During the recruitment process, employers look for candidates who can work in a collaborative environment. Understanding how to use the skill in your resume, cover letter (CV) and interview can help you get hired for a desirable job:

1. On your resume

When writing your resume, review the job description to understand and identify collaborative skills desirable for a job role. Also, understand how much collaborative work the job entails. This can help you highlight your skill set in your resume and share examples of when you worked collaboratively with others. You can present the cooperation skills in the skills section as bullet points or list them under the work experience section as a part of your job duties.

You can even mention it as a part of your resume summary. Some desirable and most sought-after skills are conflict management, communication, adaptability, organizational skills, and emotional intelligence.
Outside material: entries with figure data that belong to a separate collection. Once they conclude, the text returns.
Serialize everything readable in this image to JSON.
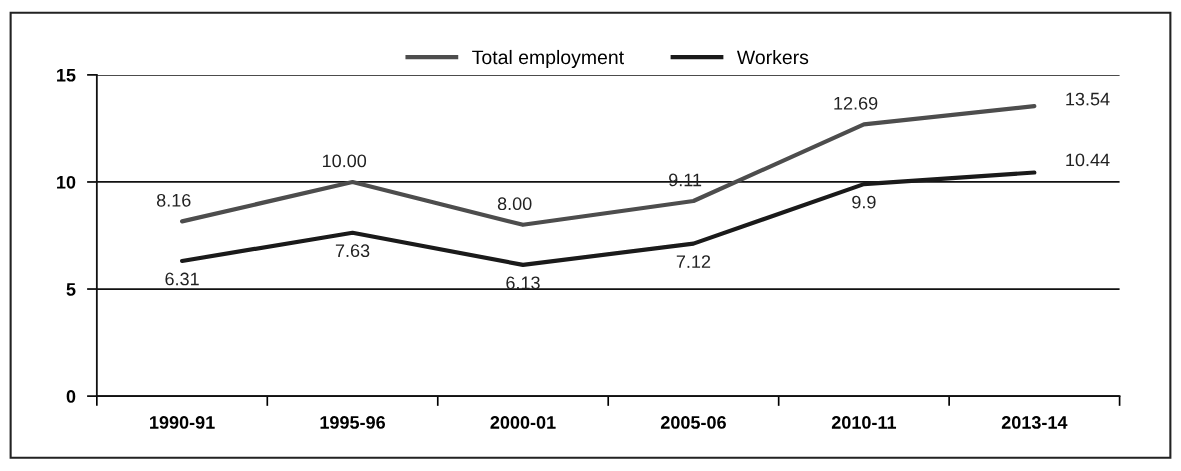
{
  "chart_data": {
    "type": "line",
    "categories": [
      "1990-91",
      "1995-96",
      "2000-01",
      "2005-06",
      "2010-11",
      "2013-14"
    ],
    "series": [
      {
        "name": "Total employment",
        "color": "#4d4d4d",
        "values": [
          8.16,
          10.0,
          8.0,
          9.11,
          12.69,
          13.54
        ],
        "value_labels": [
          "8.16",
          "10.00",
          "8.00",
          "9.11",
          "12.69",
          "13.54"
        ]
      },
      {
        "name": "Workers",
        "color": "#1a1a1a",
        "values": [
          6.31,
          7.63,
          6.13,
          7.12,
          9.9,
          10.44
        ],
        "value_labels": [
          "6.31",
          "7.63",
          "6.13",
          "7.12",
          "9.9",
          "10.44"
        ]
      }
    ],
    "ylim": [
      0,
      15
    ],
    "yticks": [
      0,
      5,
      10,
      15
    ],
    "grid": "y",
    "legend": "top",
    "marker": "none",
    "line_style": "solid"
  }
}
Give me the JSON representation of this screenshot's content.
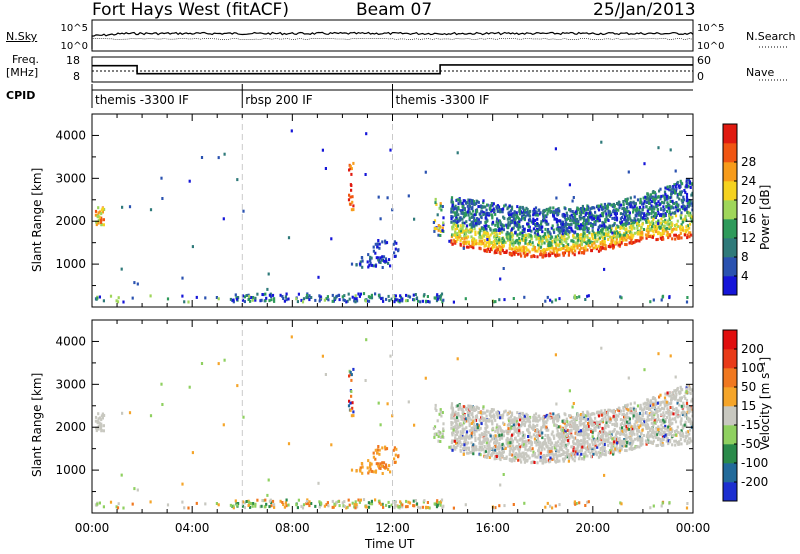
{
  "header": {
    "title": "Fort Hays West (fitACF)",
    "beam": "Beam 07",
    "date": "25/Jan/2013"
  },
  "side_labels": {
    "nsky": "N.Sky",
    "nsearch": "N.Search",
    "freq_top": "Freq.",
    "freq_unit": "[MHz]",
    "nave": "Nave",
    "cpid": "CPID"
  },
  "cpid_segments": [
    {
      "label": "themis -3300 IF",
      "start_hour": 0,
      "end_hour": 6
    },
    {
      "label": "rbsp 200 IF",
      "start_hour": 6,
      "end_hour": 12
    },
    {
      "label": "themis -3300 IF",
      "start_hour": 12,
      "end_hour": 24
    }
  ],
  "chart_data": [
    {
      "type": "line",
      "panel": "noise",
      "left_ticks": [
        "10^5",
        "10^0"
      ],
      "right_ticks": [
        "10^5",
        "10^0"
      ]
    },
    {
      "type": "line",
      "panel": "frequency-nave",
      "ylim_left": [
        8,
        18
      ],
      "left_ticks": [
        "18",
        "8"
      ],
      "right_ticks": [
        "60",
        "0"
      ],
      "freq_series": {
        "x": [
          0,
          1.8,
          1.8,
          13.9,
          13.9,
          24
        ],
        "y": [
          15.0,
          15.0,
          10.8,
          10.8,
          15.4,
          15.4
        ]
      },
      "nave_level": 12.2
    },
    {
      "type": "heatmap",
      "panel": "power",
      "ylabel": "Slant Range [km]",
      "xlim_hours": [
        0,
        24
      ],
      "ylim": [
        0,
        4500
      ],
      "yticks": [
        1000,
        2000,
        3000,
        4000
      ],
      "colorbar": {
        "label": "Power [dB]",
        "ticks": [
          "4",
          "8",
          "12",
          "16",
          "20",
          "24",
          "28"
        ],
        "colors": [
          "#1515d8",
          "#2a52b0",
          "#2f7a7a",
          "#2e9a5a",
          "#9fd65a",
          "#f5d21f",
          "#f79b1a",
          "#f05512",
          "#e01a10"
        ]
      }
    },
    {
      "type": "heatmap",
      "panel": "velocity",
      "ylabel": "Slant Range [km]",
      "xlabel": "Time UT",
      "xlim_hours": [
        0,
        24
      ],
      "ylim": [
        0,
        4500
      ],
      "yticks": [
        1000,
        2000,
        3000,
        4000
      ],
      "xtick_labels": [
        "00:00",
        "04:00",
        "08:00",
        "12:00",
        "16:00",
        "20:00",
        "00:00"
      ],
      "colorbar": {
        "label": "Velocity [m s⁻¹]",
        "ticks": [
          "200",
          "100",
          "50",
          "15",
          "-15",
          "-50",
          "-100",
          "-200"
        ],
        "colors": [
          "#1c2fd0",
          "#226a9a",
          "#2a8a4a",
          "#8fd060",
          "#c8c8c0",
          "#f5a52a",
          "#f07820",
          "#e83a18",
          "#e00e0e"
        ]
      }
    }
  ]
}
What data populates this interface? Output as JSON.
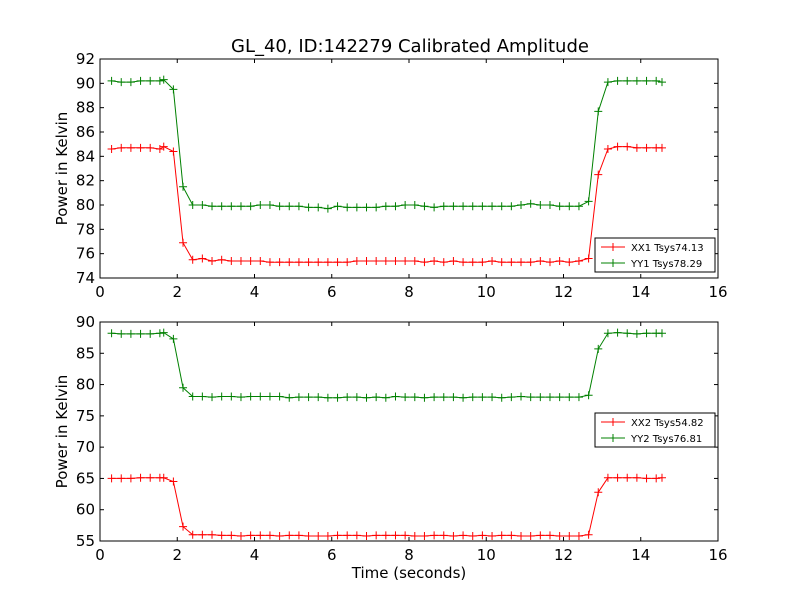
{
  "chart_data": {
    "title": "GL_40, ID:142279 Calibrated Amplitude",
    "panels": [
      {
        "type": "line",
        "xlabel": "",
        "ylabel": "Power in Kelvin",
        "xlim": [
          0,
          16
        ],
        "ylim": [
          74,
          92
        ],
        "xticks": [
          0,
          2,
          4,
          6,
          8,
          10,
          12,
          14,
          16
        ],
        "yticks": [
          74,
          76,
          78,
          80,
          82,
          84,
          86,
          88,
          90,
          92
        ],
        "legend_position": "lower-right",
        "x": [
          0.3,
          0.55,
          0.8,
          1.05,
          1.3,
          1.55,
          1.65,
          1.9,
          2.15,
          2.4,
          2.65,
          2.9,
          3.15,
          3.4,
          3.65,
          3.9,
          4.15,
          4.4,
          4.65,
          4.9,
          5.15,
          5.4,
          5.65,
          5.9,
          6.15,
          6.4,
          6.65,
          6.9,
          7.15,
          7.4,
          7.65,
          7.9,
          8.15,
          8.4,
          8.65,
          8.9,
          9.15,
          9.4,
          9.65,
          9.9,
          10.15,
          10.4,
          10.65,
          10.9,
          11.15,
          11.4,
          11.65,
          11.9,
          12.15,
          12.4,
          12.65,
          12.9,
          13.15,
          13.4,
          13.65,
          13.9,
          14.15,
          14.4,
          14.55
        ],
        "series": [
          {
            "name": "XX1 Tsys74.13",
            "color": "#ff0000",
            "values": [
              84.6,
              84.7,
              84.7,
              84.7,
              84.7,
              84.6,
              84.8,
              84.4,
              76.9,
              75.5,
              75.6,
              75.4,
              75.5,
              75.4,
              75.4,
              75.4,
              75.4,
              75.3,
              75.3,
              75.3,
              75.3,
              75.3,
              75.3,
              75.3,
              75.3,
              75.3,
              75.4,
              75.4,
              75.4,
              75.4,
              75.4,
              75.4,
              75.4,
              75.3,
              75.4,
              75.3,
              75.4,
              75.3,
              75.3,
              75.3,
              75.4,
              75.3,
              75.3,
              75.3,
              75.3,
              75.4,
              75.3,
              75.4,
              75.3,
              75.4,
              75.6,
              82.5,
              84.6,
              84.8,
              84.8,
              84.7,
              84.7,
              84.7,
              84.7
            ]
          },
          {
            "name": "YY1 Tsys78.29",
            "color": "#008000",
            "values": [
              90.2,
              90.1,
              90.1,
              90.2,
              90.2,
              90.2,
              90.3,
              89.5,
              81.5,
              80.0,
              80.0,
              79.9,
              79.9,
              79.9,
              79.9,
              79.9,
              80.0,
              80.0,
              79.9,
              79.9,
              79.9,
              79.8,
              79.8,
              79.7,
              79.9,
              79.8,
              79.8,
              79.8,
              79.8,
              79.9,
              79.9,
              80.0,
              80.0,
              79.9,
              79.8,
              79.9,
              79.9,
              79.9,
              79.9,
              79.9,
              79.9,
              79.9,
              79.9,
              80.0,
              80.1,
              80.0,
              80.0,
              79.9,
              79.9,
              79.9,
              80.3,
              87.7,
              90.1,
              90.2,
              90.2,
              90.2,
              90.2,
              90.2,
              90.1
            ]
          }
        ]
      },
      {
        "type": "line",
        "xlabel": "Time (seconds)",
        "ylabel": "Power in Kelvin",
        "xlim": [
          0,
          16
        ],
        "ylim": [
          55,
          90
        ],
        "xticks": [
          0,
          2,
          4,
          6,
          8,
          10,
          12,
          14,
          16
        ],
        "yticks": [
          55,
          60,
          65,
          70,
          75,
          80,
          85,
          90
        ],
        "legend_position": "center-right",
        "x": [
          0.3,
          0.55,
          0.8,
          1.05,
          1.3,
          1.55,
          1.65,
          1.9,
          2.15,
          2.4,
          2.65,
          2.9,
          3.15,
          3.4,
          3.65,
          3.9,
          4.15,
          4.4,
          4.65,
          4.9,
          5.15,
          5.4,
          5.65,
          5.9,
          6.15,
          6.4,
          6.65,
          6.9,
          7.15,
          7.4,
          7.65,
          7.9,
          8.15,
          8.4,
          8.65,
          8.9,
          9.15,
          9.4,
          9.65,
          9.9,
          10.15,
          10.4,
          10.65,
          10.9,
          11.15,
          11.4,
          11.65,
          11.9,
          12.15,
          12.4,
          12.65,
          12.9,
          13.15,
          13.4,
          13.65,
          13.9,
          14.15,
          14.4,
          14.55
        ],
        "series": [
          {
            "name": "XX2 Tsys54.82",
            "color": "#ff0000",
            "values": [
              65.0,
              65.0,
              65.0,
              65.1,
              65.1,
              65.1,
              65.1,
              64.5,
              57.3,
              56.0,
              56.0,
              56.0,
              55.9,
              55.9,
              55.8,
              55.9,
              55.9,
              55.9,
              55.8,
              55.9,
              55.9,
              55.8,
              55.8,
              55.8,
              55.9,
              55.9,
              55.9,
              55.8,
              55.9,
              55.9,
              55.9,
              55.9,
              55.8,
              55.8,
              55.9,
              55.9,
              55.8,
              55.9,
              55.8,
              55.9,
              55.8,
              55.9,
              55.9,
              55.8,
              55.8,
              55.9,
              55.9,
              55.8,
              55.8,
              55.8,
              56.0,
              62.8,
              65.1,
              65.1,
              65.1,
              65.1,
              65.0,
              65.0,
              65.1
            ]
          },
          {
            "name": "YY2 Tsys76.81",
            "color": "#008000",
            "values": [
              88.2,
              88.1,
              88.1,
              88.1,
              88.1,
              88.2,
              88.3,
              87.3,
              79.5,
              78.1,
              78.1,
              78.0,
              78.1,
              78.1,
              78.0,
              78.1,
              78.1,
              78.1,
              78.1,
              77.9,
              78.0,
              78.0,
              78.0,
              77.9,
              77.9,
              78.0,
              78.0,
              77.9,
              78.0,
              77.9,
              78.1,
              78.0,
              78.0,
              77.9,
              78.0,
              78.0,
              78.0,
              77.9,
              78.0,
              78.0,
              78.0,
              77.9,
              78.0,
              78.1,
              78.0,
              78.0,
              78.0,
              78.0,
              78.0,
              78.0,
              78.3,
              85.7,
              88.2,
              88.3,
              88.2,
              88.1,
              88.2,
              88.2,
              88.2
            ]
          }
        ]
      }
    ]
  }
}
  • Established and coordinated daily stand-up meetings with the Agile team to understand the project's status

  • Worked collaboratively with the marketing team to grow the existing customer base by 25%

2. On your CV

A CV that mentions accolades and recognition relating to exceptional collaboration in a previous role can capture the attention of potential employers. So, identify skills you have that align with the job requirement and write them in your CV. You can even provide a list of skills to help an employer understand you can facilitate collaboration and cooperation in the workplace.


  • A reliable and responsible individual who can work under stress and willingly adapt to changing work environment

  • Dedicated and motivated team member

Related: CV Template: Importance, Components And Example

3. During your interview

For job roles that require you to work in a collaborative workplace, come to the interview prepared with specific examples of times when you used your collaborative skills to complete job-specific duties. Provide evidence that you enjoy and are good at working as a part of a team. You can even describe situations where you resolved disagreements between colleagues to ensure the project's timely completion.

Apart from giving examples from the past, show your skills to the interviewer during the interview. By actively listening and communicating clearly, you can convince an interviewer that you are a suitable candidate for the job.